Yesterday I woke up with snow on the brain. Actually, I was thinking about the story of how my husband and I first met. We celebrated 12 years of marriage yesterday and, a little over a year ago, I wrote a blog post called “How April Snow Brought Us Together.” Before heading off to church yesterday I reread that post along with the following scripture and wrote these thoughts down.
This morning I read Deuteronomy 31:8 during my quiet time. “The Lord himself goes before you and will be with you, he will never leave you or forsake you. Do not be afraid; do not be discouraged.”
This verse was part of a devotional talking about worry. We have a tendency to worry about the future, about what is waiting around corner.
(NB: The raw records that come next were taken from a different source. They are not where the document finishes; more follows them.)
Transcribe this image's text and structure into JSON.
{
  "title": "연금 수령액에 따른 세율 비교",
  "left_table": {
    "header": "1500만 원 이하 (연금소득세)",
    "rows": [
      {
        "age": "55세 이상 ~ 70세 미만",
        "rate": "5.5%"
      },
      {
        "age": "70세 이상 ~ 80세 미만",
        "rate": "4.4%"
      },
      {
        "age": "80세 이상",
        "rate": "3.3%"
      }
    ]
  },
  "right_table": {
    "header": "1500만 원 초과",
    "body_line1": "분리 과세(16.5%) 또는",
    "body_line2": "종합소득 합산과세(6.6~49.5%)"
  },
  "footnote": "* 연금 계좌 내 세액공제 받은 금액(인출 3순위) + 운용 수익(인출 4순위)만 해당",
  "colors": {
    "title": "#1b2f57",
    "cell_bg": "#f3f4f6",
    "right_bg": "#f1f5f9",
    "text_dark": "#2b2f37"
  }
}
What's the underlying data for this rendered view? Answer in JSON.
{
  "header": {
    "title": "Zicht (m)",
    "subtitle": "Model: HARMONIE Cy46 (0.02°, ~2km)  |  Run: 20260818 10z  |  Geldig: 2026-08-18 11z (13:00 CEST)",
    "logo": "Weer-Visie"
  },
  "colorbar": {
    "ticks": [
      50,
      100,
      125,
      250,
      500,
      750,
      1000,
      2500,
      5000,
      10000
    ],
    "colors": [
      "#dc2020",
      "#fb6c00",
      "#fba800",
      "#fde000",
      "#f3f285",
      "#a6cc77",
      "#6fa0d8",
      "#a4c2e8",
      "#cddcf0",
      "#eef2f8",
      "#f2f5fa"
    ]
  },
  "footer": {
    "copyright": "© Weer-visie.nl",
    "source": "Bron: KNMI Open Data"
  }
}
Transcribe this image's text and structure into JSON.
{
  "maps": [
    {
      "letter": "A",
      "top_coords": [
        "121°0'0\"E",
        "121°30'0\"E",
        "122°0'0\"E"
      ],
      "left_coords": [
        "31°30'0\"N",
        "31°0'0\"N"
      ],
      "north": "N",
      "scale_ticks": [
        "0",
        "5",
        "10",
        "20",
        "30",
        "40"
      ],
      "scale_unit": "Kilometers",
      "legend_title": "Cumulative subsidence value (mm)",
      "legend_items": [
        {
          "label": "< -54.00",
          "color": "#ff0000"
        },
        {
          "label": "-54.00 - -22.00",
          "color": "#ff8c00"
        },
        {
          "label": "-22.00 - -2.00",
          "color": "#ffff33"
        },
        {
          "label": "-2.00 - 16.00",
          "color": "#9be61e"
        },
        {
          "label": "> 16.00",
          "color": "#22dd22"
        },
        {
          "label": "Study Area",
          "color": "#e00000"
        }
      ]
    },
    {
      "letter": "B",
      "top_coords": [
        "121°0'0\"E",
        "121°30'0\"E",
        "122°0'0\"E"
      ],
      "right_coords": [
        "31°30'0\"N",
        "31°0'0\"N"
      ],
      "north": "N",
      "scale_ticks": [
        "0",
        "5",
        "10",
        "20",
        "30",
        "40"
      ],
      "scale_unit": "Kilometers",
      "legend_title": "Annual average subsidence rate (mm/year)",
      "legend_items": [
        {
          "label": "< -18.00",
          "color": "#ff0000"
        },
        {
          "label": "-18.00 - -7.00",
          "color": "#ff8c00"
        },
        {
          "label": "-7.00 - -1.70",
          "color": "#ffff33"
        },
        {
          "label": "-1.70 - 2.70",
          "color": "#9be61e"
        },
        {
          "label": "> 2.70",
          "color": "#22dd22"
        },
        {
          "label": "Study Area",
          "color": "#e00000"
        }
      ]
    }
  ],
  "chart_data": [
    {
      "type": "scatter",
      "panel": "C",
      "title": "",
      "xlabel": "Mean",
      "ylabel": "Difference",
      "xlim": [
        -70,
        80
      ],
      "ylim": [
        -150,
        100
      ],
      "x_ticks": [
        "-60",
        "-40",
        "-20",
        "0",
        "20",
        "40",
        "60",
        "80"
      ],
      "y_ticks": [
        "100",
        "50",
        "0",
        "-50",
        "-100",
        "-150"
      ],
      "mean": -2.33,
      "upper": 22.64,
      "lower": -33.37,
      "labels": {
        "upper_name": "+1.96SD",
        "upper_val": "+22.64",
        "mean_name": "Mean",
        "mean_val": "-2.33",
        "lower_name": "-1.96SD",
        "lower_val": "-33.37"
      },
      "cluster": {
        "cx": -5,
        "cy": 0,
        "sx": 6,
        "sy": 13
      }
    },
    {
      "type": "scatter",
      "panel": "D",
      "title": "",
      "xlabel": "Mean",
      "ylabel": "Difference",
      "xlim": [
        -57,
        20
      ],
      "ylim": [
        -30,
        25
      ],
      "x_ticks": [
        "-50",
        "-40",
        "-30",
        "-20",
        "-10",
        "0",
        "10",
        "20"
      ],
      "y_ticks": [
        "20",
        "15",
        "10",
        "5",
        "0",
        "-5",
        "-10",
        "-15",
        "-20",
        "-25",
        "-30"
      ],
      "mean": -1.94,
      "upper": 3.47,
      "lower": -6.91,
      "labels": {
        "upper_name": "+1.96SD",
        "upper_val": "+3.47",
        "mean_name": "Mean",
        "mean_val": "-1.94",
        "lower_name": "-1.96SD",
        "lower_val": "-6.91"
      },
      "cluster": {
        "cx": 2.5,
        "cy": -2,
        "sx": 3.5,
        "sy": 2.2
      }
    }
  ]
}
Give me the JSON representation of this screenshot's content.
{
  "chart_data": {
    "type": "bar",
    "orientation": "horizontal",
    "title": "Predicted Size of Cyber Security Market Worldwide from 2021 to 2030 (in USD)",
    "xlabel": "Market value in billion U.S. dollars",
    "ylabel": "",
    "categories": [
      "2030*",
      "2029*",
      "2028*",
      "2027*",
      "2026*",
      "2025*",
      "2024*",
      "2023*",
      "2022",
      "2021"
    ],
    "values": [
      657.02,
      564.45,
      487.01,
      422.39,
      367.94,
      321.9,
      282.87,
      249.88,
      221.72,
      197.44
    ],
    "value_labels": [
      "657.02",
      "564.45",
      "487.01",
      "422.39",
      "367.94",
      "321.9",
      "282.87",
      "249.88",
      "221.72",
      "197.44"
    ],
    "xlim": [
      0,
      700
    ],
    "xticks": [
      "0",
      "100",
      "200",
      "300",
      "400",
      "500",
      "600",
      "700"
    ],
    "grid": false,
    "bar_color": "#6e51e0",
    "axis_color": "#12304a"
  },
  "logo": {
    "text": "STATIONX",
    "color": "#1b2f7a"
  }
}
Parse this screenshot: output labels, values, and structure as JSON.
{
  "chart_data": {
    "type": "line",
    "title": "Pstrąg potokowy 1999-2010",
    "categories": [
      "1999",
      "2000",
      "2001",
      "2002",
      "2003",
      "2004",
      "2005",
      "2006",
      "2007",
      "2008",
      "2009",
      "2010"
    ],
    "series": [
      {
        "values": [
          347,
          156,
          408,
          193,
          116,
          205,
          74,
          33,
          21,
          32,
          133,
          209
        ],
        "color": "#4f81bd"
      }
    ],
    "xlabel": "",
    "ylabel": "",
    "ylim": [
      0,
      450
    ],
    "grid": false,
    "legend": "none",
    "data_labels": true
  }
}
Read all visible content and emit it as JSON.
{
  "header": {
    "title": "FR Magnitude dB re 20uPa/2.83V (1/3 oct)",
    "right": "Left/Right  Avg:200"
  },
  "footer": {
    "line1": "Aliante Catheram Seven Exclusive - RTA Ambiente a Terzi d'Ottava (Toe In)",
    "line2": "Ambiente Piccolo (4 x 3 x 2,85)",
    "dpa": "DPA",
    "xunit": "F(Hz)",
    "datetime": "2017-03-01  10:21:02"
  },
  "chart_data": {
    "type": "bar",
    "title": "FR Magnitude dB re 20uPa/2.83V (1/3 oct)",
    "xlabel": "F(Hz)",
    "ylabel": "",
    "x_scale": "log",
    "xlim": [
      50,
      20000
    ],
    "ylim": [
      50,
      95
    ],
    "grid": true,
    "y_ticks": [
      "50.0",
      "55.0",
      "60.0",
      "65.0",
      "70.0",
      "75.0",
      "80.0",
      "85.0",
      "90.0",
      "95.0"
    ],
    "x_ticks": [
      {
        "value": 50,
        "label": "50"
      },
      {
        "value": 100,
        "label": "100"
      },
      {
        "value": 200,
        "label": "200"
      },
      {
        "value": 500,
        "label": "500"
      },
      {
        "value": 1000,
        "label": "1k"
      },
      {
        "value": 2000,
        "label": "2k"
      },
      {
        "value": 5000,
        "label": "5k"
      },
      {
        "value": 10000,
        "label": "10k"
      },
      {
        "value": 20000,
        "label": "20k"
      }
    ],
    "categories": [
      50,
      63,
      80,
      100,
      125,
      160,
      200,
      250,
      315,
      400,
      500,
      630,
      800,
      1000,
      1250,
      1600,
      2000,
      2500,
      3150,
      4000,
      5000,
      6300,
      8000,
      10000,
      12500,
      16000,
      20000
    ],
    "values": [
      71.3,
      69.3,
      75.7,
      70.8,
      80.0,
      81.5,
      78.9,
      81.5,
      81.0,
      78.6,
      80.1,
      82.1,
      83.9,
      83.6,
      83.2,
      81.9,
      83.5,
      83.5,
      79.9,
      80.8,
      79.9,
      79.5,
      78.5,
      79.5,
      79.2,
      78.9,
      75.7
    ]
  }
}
But this verse reassures us that God already sees, already knows, and promises to walk with us through it all.
Today, I’ve been married to my husband for 12 years. Those years have flown by and I am so grateful that God brought Roger into my life. Each year at this time, I can’t help but think about the story of our lives coming together and how it all played out. I love remembering how God was orchestrating a plan months (probably longer) before the two of us even set eyes on each other. Who knew a few snowflakes in Asheville, NC one April afternoon would guide me to where I needed to be? If you’ve never read that story, you can read it here. It’s basically the story of how my husband and I met. This may seem silly to some but I truly believe God used snowflakes (flakes that fell almost a year prior to our first date) to help bring our stories together.
But to go back to the verse above. This was one of the verses I was clinging to and focusing on 13 years ago prior to meeting Roger. I was in a season of starting over. I had moved to a town (2400 miles away from home) where I knew NO ONE. I was recently divorced. I had fully surrendered an addiction. After a decade of trying to navigate my own life, I was back on the path where I was letting God lead the way again. And, like so many paths God leads us down, it’s sometimes hard to understand the why until we are able to glance in the rear view mirror. Then, we get it. Then, we understand.
It’s only then when snowflakes in April make sense.
Now, I do know there are times we look in the rear view mirror and God’s plan still seems to lack a good reason. We are hard pressed to find anything good in the plan. I think of horrific pains and losses and my heart comes up empty. It makes no sense, sometimes. But, it is during those time when we must choose to cling to the only plan we can cling to…the plan and the promise of His Presence through it all. The plan that says…“I am with you….even in THIS I am with you.” Sometimes, we look in the rear view mirror and that is the only thing that makes sense. And, over the years, I’ve come to realize that this is the only thing that has to make sense: a BIG GOD walking the dark road with us who is fully capable of loving us, comforting us, and strengthening us through it all.
I don’t know what season you might be walking through today but I do know this: You never have to walk through it alone. Never.
I wrote those words prior to heading to church yesterday. I didn’t post them to my blog. They didn’t feel done yet.
As I stood with the congregation to sing prior to yesterday’s message, one of the songs was “Jesus Paid It All (Oh Praise the One)”
“Jesus paid it all
all to him I owe
sin had left a crimson stain
He washed it white as snow.
He washed it white as snow…
Oh, praise the One who paid my debt and raised this life up from the dead!”
Thank you, Lord, for snow in April. And, thank you, for the never-ending graceflakes that fall on us continually.